Baca Juga: Pelatihan di BPSDMD NTT, Rektor UNWIRA Beri Ceramah Kepemimpinan Pancasilais dan Berintegritas

Dunia kampus menurutnya jangan berada dalam menara gading akademis karena berjarak dengan kebutuhan masyarakat. “Kampus jangan merasa hebat dengan dunia kampus saja. Harus menyumbang bagi masyarakat lewat penelitian aktual,” tegasnya. Para dosen diharapkan mampu menangkap topik-topik yang khas yang ada di sekitar kampus. “Jangan yang terlalu jauh. ambil yang ada di sekitar kita. Ini menyangkut lokus, relevansi dan kontekstualisasi,” tegasnya.
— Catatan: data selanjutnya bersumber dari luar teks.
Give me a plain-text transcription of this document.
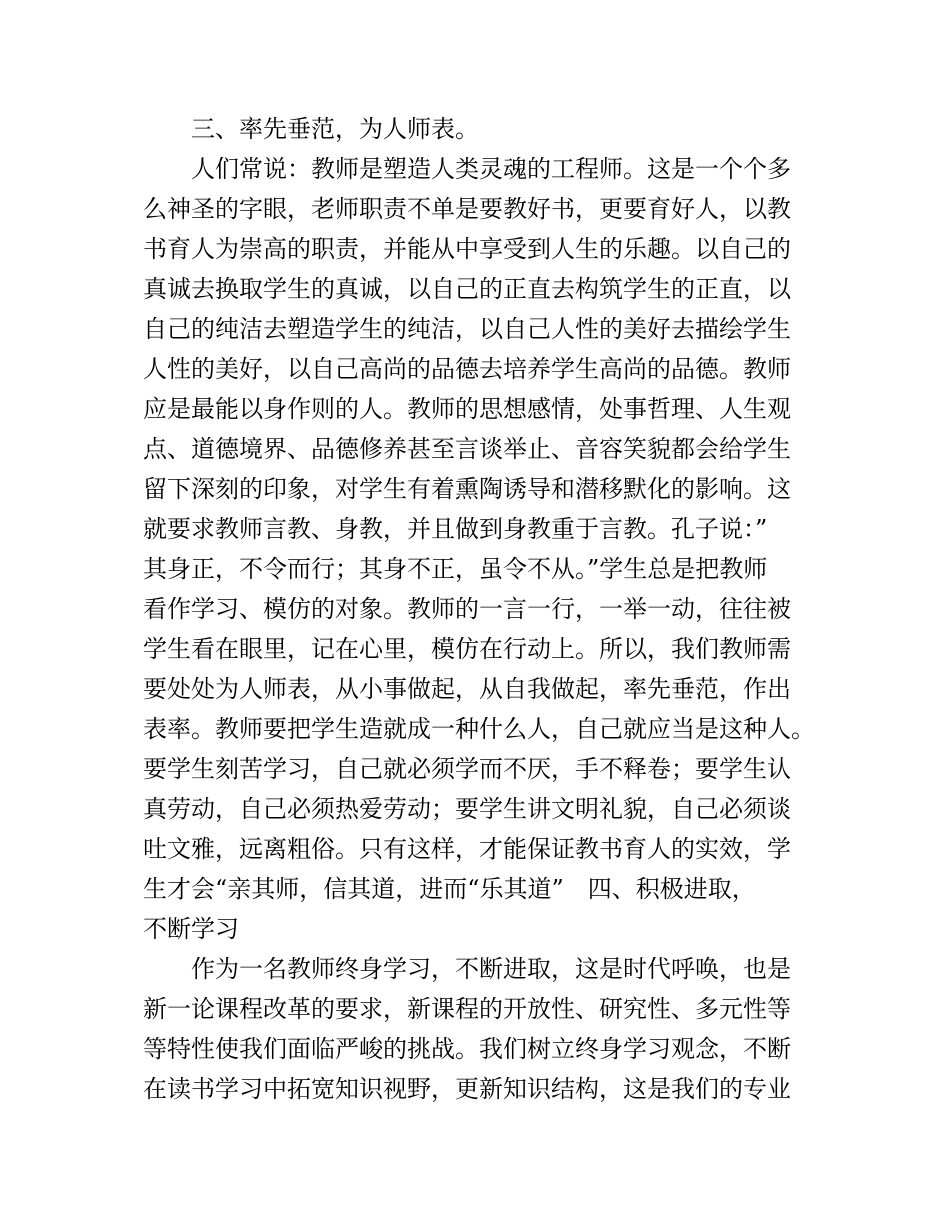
三、率先垂范，为人师表。
人们常说：教师是塑造人类灵魂的工程师。这是一个个多
么神圣的字眼，老师职责不单是要教好书，更要育好人，以教
书育人为崇高的职责，并能从中享受到人生的乐趣。以自己的
真诚去换取学生的真诚，以自己的正直去构筑学生的正直，以
自己的纯洁去塑造学生的纯洁，以自己人性的美好去描绘学生
人性的美好，以自己高尚的品德去培养学生高尚的品德。教师
应是最能以身作则的人。教师的思想感情，处事哲理、人生观
点、道德境界、品德修养甚至言谈举止、音容笑貌都会给学生
留下深刻的印象，对学生有着熏陶诱导和潜移默化的影响。这
就要求教师言教、身教，并且做到身教重于言教。孔子说：”
其身正，不令而行；其身不正，虽令不从。”学生总是把教师
看作学习、模仿的对象。教师的一言一行，一举一动，往往被
学生看在眼里，记在心里，模仿在行动上。所以，我们教师需
要处处为人师表，从小事做起，从自我做起，率先垂范，作出
表率。教师要把学生造就成一种什么人，自己就应当是这种人。
要学生刻苦学习，自己就必须学而不厌，手不释卷；要学生认
真劳动，自己必须热爱劳动；要学生讲文明礼貌，自己必须谈
吐文雅，远离粗俗。只有这样，才能保证教书育人的实效，学
生才会“亲其师，信其道，进而“乐其道”　四、积极进取，
不断学习
作为一名教师终身学习，不断进取，这是时代呼唤，也是
新一论课程改革的要求，新课程的开放性、研究性、多元性等
等特性使我们面临严峻的挑战。我们树立终身学习观念，不断
在读书学习中拓宽知识视野，更新知识结构，这是我们的专业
Ia juga mengatakan, dosen memiliki peran dalam memperbaiki kualitas perguruan tinggi dan kolaborasi antarkampus. “Dosen adalah denyut perguruan tinggi. Orang mau pilih kampus kan harus lihat kualitas kampusnya. Nah itu tergantung dosennya buat apa. Kalau ia meriset dan ahli dalam bidang tertentu, orang akan mau kuliah karena ahlinya ada di situ,” ungkapnya.

Selaku direktur RTPM, dia mengharapkan perlu ada perbaikan kualitas dosen ke depannya dengan peningkatan publikasi dan riset. Hal ini penting untuk pengembangan kualitas pendidikan dan kerja sama internasional. “Perlu kerja kolaboratif bukan kerja sporadis. Tolak ukurnya adalah delivery-nya. Hasil riset apa yang dibawa ke masyarakat. Harus ada itu,” tutupnya.